なお、離職証明書を作成する際には離職理由を具体的に記入することが求められます。

特に自己都合退職か会社都合退職かどうかについては基本手当の給付日数や給付開始のタイミングに大きな影響を及ぼしますので、適切な理由を明記しましょう。

例)
自己都合退職の場合……「2023515日付で自己都合により退職」
会社都合退職の場合……「業績不振に伴い、2023515日付で退職」

会社の業績不振や解雇など、再就職の準備をする時間的余裕のないまま退職した従業員については「特定受給資格者」に該当します。

またいわゆる“雇い止め”などで有期雇用契約の更新がされず退職した場合や、心身の不調や妊娠出産、介護・看護などの正当な理由で自己都合退職をした場合は「特定理由離職者」に該当します。

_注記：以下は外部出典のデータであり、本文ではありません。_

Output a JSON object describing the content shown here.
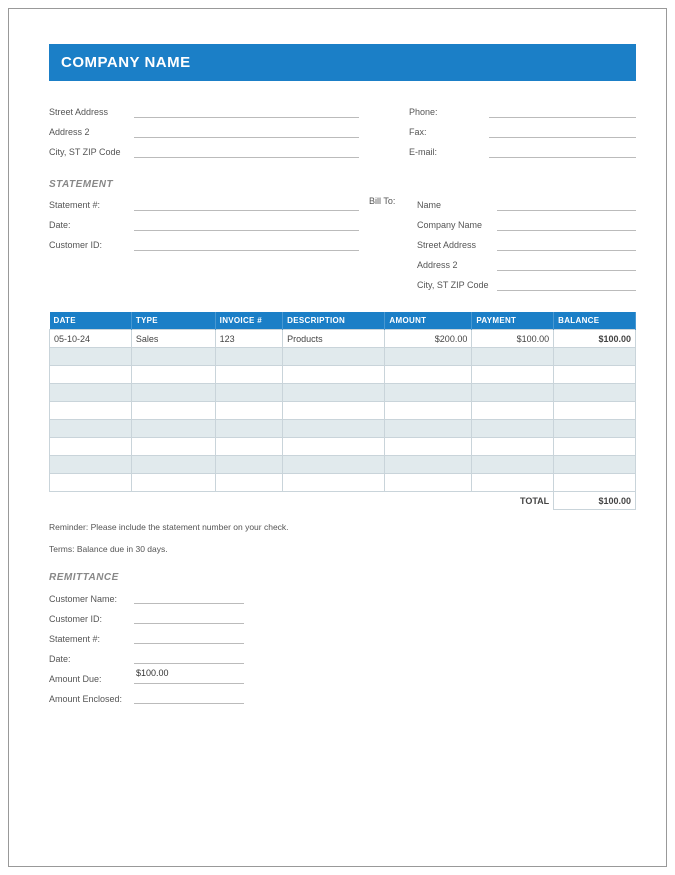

特定受給資格者または特定理由離職者に認定された場合、失業給付の受給に必要な被保険者期間の要件が「6ヶ月(離職以前1年間)以上」に緩和されるほか、基本手当の所定給付日数が手厚くなる場合があります。

退職理由については正確に記入するとともに、退職者に誤りがないかを必ず確認してもらいましょう。

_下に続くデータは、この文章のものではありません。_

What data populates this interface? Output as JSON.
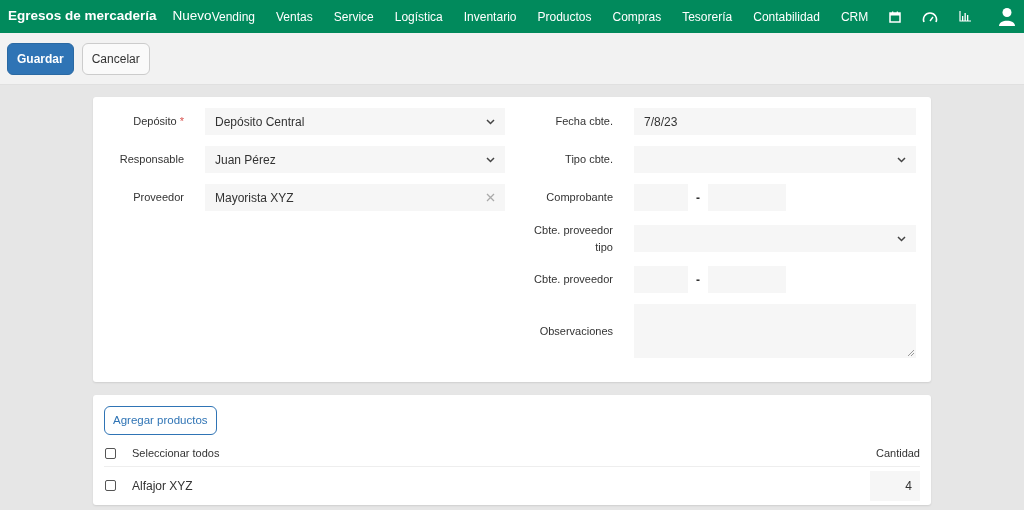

参考リンク:特定受給資格者及び特定理由離職者の範囲と判断基準|厚生労働省

離職証明書を作成する際の注意点

休業手当の支払期間がある退職者の場合

休業手当を支払った期間がある場合は、⑬の「備考」欄へ記入します。

ひと月まるまる休業していた場合は「全休業」と記載し、休業手当の支払い額を記載しましょう。

育児・介護等で時短勤務していた退職者の場合

育児や介護などで時短勤務をしていた期間がある退職者については、実際に支払われた賃金をベースにして基本手当を算定します。

ただし「特定受給資格者」に該当する時短勤務者の場合は、特例により時短勤務前の賃金日額をベースに算定が行われます(賃金日額特例措置対象予定者)。

この場合、離職証明書とともに「雇用保険被保険者短縮措置等適用時賃金証明書」の提出が必要です。

参考リンク:被保険者についての諸手続|◎勤務時間短縮措置等適用時の賃金日額算定の特例について 厚生労働省

短期雇用特例被保険者にあたる退職者の場合

4ヶ月以内の期間を定めて雇用される者」「一週間の所定労働時間が30時間未満である者」に該当しない季節雇用の労働者は「短期雇用特例被保険者」となり、離職月を含む月から被保険者となった時点まで遡って記載をします。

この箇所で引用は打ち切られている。